In all other circumstances we must obtain your authorization to use or disclose your Protected Health Information.  You will be required to sign an authorization form which permits us to use and disclose your Protected Health Information for certain purposes, and we may not condition the delivery of medical treatment to you on your providing the requested written authorization.  You have the right to revoke your authorization in writing as long as we have not acted in reliance on the authorization.

You have the following rights with respect to your Protected Health Information:

  1. The right to request restrictions on our use and disclosure of your Protected Health Information for treatment, payment or health care operations. If we agree to any restriction, then we cannot violate that restriction except in the case of emergency treatment. However, we are not required to agree to any restrictions.
  2. The right to request in writing and to receive confidential communications of your Protected Health Information by alternative means (such as by mail or email) or at alternative locations (such as your office or business workplace).
  3. The right to request in writing access to our office to inspect and copy your Protected Health Information. Except in cases where the Protected Health Information is not maintained or accessible on-site, we will act on a request for access no later than thirty (30) days after we receive your request.
  4. The right to request in writing that we amend your Protected Health Information. Your request must contain the reasons to support the requested amendment. We will act upon your request within sixty (60) days after we receive your request.
  5. The right to receive an accounting of all our disclosures of your Protected Health Information in the six years prior to the date of your request, except for disclosures: (a) to carry out treatment, payment and health care operations; (b) to you; (c) for our directory or to persons involved in your care; (d) for national security or intelligence purposes; (e) to correctional institutions or law enforcement officials; (f) pursuant to any written authorization that you give to us; or (g) that occurred prior to April 14, 2007.
  6. The right to request and obtain from us a paper copy of this Notice.

If you believe that we have violated your privacy rights, then you may file a written complaint with Donald Mastriano, who is our privacy officer and the administrator of our Clinic at 808-526-0030.

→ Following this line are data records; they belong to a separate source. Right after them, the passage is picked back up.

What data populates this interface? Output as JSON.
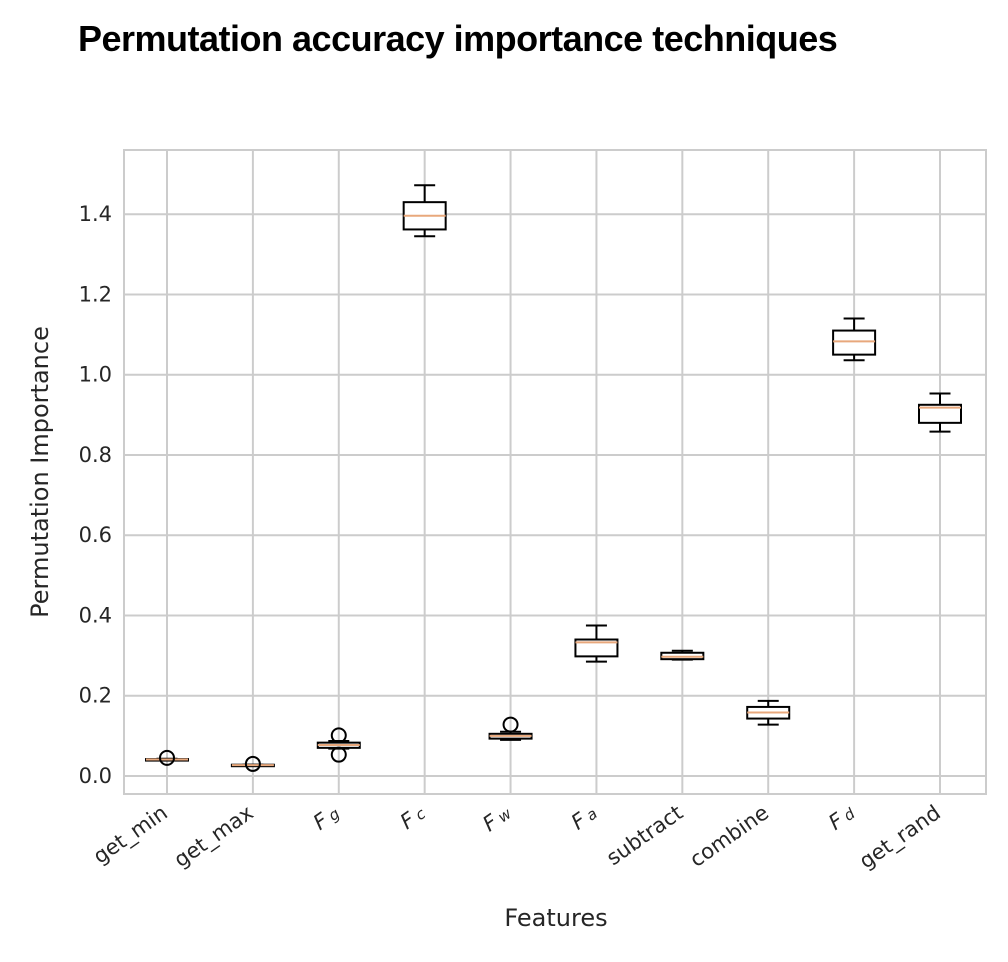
{
  "title": "Permutation accuracy importance techniques",
  "chart_data": {
    "type": "box",
    "title": "Permutation accuracy importance techniques",
    "xlabel": "Features",
    "ylabel": "Permutation Importance",
    "ylim": [
      -0.045,
      1.56
    ],
    "yticks": [
      "0.0",
      "0.2",
      "0.4",
      "0.6",
      "0.8",
      "1.0",
      "1.2",
      "1.4"
    ],
    "grid": true,
    "categories": [
      {
        "label": "get_min",
        "base": "get_min",
        "sub": ""
      },
      {
        "label": "get_max",
        "base": "get_max",
        "sub": ""
      },
      {
        "label": "F_g",
        "base": "F",
        "sub": "g"
      },
      {
        "label": "F_c",
        "base": "F",
        "sub": "c"
      },
      {
        "label": "F_w",
        "base": "F",
        "sub": "w"
      },
      {
        "label": "F_a",
        "base": "F",
        "sub": "a"
      },
      {
        "label": "subtract",
        "base": "subtract",
        "sub": ""
      },
      {
        "label": "combine",
        "base": "combine",
        "sub": ""
      },
      {
        "label": "F_d",
        "base": "F",
        "sub": "d"
      },
      {
        "label": "get_rand",
        "base": "get_rand",
        "sub": ""
      }
    ],
    "boxes": [
      {
        "whislo": 0.04,
        "q1": 0.04,
        "med": 0.041,
        "q3": 0.042,
        "whishi": 0.043,
        "fliers": [
          0.045
        ]
      },
      {
        "whislo": 0.026,
        "q1": 0.026,
        "med": 0.027,
        "q3": 0.028,
        "whishi": 0.028,
        "fliers": [
          0.03
        ]
      },
      {
        "whislo": 0.068,
        "q1": 0.07,
        "med": 0.077,
        "q3": 0.083,
        "whishi": 0.087,
        "fliers": [
          0.101,
          0.053
        ]
      },
      {
        "whislo": 1.345,
        "q1": 1.362,
        "med": 1.396,
        "q3": 1.43,
        "whishi": 1.472,
        "fliers": []
      },
      {
        "whislo": 0.09,
        "q1": 0.093,
        "med": 0.1,
        "q3": 0.105,
        "whishi": 0.11,
        "fliers": [
          0.128
        ]
      },
      {
        "whislo": 0.285,
        "q1": 0.298,
        "med": 0.333,
        "q3": 0.34,
        "whishi": 0.375,
        "fliers": []
      },
      {
        "whislo": 0.29,
        "q1": 0.291,
        "med": 0.297,
        "q3": 0.307,
        "whishi": 0.312,
        "fliers": []
      },
      {
        "whislo": 0.128,
        "q1": 0.143,
        "med": 0.158,
        "q3": 0.172,
        "whishi": 0.187,
        "fliers": []
      },
      {
        "whislo": 1.036,
        "q1": 1.05,
        "med": 1.083,
        "q3": 1.11,
        "whishi": 1.14,
        "fliers": []
      },
      {
        "whislo": 0.858,
        "q1": 0.88,
        "med": 0.918,
        "q3": 0.925,
        "whishi": 0.953,
        "fliers": []
      }
    ],
    "colors": {
      "box": "#000000",
      "median": "#e8a87c",
      "grid": "#cccccc",
      "frame": "#cccccc"
    }
  }
}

You may also file a complaint with the Office for Civil Rights of the DHHS.  Your complaint must: (a) be in writing, either on paper or electronically; (b) name the Company and describe the acts or omissions you believed to be in violation of the Privacy Rules; (c) be filed within 180 days of when you knew or should have known that the act or omission complained of occurred, unless the time limit is waived by the DHHS for good cause shown.

The complaint may be sent to:  Office of Civil Rights, U.S. Department of Health and Human Services, Region IX, 50 United Nations Plaza, Room 322, San Francisco, CA 94102.  We will not retaliate against you for filing a complaint.

If you wish to obtain additional information about any of the matters discussed in this notice you may contact our privacy officer at 808-526-0030.